H13F-1175:
Challenges in Alpine Watershed Modeling Associated with Q Similarity to the P – Q – ET Residual

Monday, 15 December 2014
Steven M Jepsen1, Thomas C Harmon1,2, Carolyn T Hunsaker3, Matthew W Meadows1 and Yuning Shi4, (1)University of California Merced, Sierra Nevada Research Institute, Merced, CA, United States, (2)University of California Merced, School of Engineering, Merced, CA, United States, (3)USDA Forest Service, Pacific Southwest Research Station, Fresno, CA, United States, (4)The Pennsylvania State University, Earth and Environmental Systems Institute, University Park, PA, United States
Abstract:
There is a need to accurately account for the different fluxes of water (streamflow, ET, groundwater flow) exiting alpine catchments at the present time and into the future, as this will inform efforts to plan and adapt to future changes in the environment.
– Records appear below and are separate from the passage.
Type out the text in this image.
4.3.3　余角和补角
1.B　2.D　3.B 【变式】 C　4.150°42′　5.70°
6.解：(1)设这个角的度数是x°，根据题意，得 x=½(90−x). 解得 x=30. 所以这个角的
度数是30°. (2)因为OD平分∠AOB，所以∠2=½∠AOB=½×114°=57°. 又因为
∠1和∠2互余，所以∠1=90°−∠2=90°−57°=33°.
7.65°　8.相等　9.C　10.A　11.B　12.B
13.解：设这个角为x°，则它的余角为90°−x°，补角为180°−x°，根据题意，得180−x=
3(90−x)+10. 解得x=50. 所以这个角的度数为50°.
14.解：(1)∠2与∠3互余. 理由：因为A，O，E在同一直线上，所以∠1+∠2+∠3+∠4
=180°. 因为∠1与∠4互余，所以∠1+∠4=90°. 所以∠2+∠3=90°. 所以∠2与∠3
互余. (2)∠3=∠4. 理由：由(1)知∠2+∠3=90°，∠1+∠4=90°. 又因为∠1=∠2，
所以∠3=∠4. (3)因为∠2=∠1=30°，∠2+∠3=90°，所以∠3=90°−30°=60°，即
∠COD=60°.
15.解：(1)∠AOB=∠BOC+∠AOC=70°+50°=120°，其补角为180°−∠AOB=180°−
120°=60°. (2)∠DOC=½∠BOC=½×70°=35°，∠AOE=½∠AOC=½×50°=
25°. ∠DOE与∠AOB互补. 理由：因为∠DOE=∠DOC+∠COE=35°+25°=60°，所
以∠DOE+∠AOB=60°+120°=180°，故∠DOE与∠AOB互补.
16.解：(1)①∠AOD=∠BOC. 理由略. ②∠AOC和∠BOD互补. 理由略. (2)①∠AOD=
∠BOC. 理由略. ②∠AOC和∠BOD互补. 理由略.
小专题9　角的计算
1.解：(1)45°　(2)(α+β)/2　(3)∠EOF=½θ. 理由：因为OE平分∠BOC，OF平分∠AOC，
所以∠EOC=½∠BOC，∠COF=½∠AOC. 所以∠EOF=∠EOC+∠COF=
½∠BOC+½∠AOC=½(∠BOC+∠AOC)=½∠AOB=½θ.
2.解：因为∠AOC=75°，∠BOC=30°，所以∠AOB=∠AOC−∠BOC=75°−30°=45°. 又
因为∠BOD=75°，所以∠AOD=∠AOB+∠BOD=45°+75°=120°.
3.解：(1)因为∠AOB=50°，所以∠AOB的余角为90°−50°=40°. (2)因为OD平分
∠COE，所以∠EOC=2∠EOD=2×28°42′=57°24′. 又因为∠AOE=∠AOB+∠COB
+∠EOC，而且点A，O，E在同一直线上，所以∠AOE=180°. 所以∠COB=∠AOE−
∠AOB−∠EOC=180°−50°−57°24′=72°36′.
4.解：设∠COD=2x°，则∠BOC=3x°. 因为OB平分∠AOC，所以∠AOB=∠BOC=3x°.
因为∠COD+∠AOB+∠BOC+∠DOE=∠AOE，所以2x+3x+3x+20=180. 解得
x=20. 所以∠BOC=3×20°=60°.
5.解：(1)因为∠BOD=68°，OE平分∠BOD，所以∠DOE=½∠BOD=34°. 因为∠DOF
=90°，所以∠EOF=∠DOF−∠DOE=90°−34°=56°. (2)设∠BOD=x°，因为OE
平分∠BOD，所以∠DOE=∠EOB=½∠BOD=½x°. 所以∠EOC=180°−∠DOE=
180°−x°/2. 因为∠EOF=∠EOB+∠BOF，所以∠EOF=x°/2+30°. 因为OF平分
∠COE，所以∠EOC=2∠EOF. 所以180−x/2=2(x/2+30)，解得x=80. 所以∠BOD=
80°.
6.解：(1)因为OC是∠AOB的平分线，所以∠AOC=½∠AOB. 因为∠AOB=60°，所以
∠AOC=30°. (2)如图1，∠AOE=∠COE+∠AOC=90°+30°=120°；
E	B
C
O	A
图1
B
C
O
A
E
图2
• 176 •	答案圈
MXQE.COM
This is particularly true for the Sierra Nevada Mountains of California, which supply over half of California’s developed water to over 38 million people and where the maritime snowpack volumes are predicted to shrink substantially with 21st century climate warming. With this need in mind, we are modeling streamflow from a 1 km2 catchment (Providence P301) in the Southern Sierra Critical Zone Observatory during the period of 2009 – 2012, using the Penn State Integrated Hydrologic Model (PIHM). Our objective is to examine possible future changes in the water budget of the catchment with reduced snowpacks in a warmer climate, and to formalize procedures for model calibration and sensitivity analysis. During the 4-year period of examination, the observed mean residual in the water budget components, P – Q – ET, is comparable in magnitude to the stream discharge, Q (22 cm versus 51 cm, respectively). The comparable magnitude of these quantities leads to unsatisfactory error statistics in modeled runoff (typical Nash-Sutcliffe values ~ 0). Substantially better statistics are obtained after normalizing modeled discharge to observed annual totals (Nash-Sutcliffe values ~ 0.6 – 0.7), suggesting that much of the interannual variability in timing of runoff is being captured. Possible causes for the large observed residual in P – Q – ET are explored, including measurement errors in the individual water budget components, and modeled changes in subsurface storage. Based on observed changes in precipitation over the last decade, change in subsurface storage likely accounts for no more than one-fourth of the observed residual in P – Q – ET, with measurement error accounting for the remainder.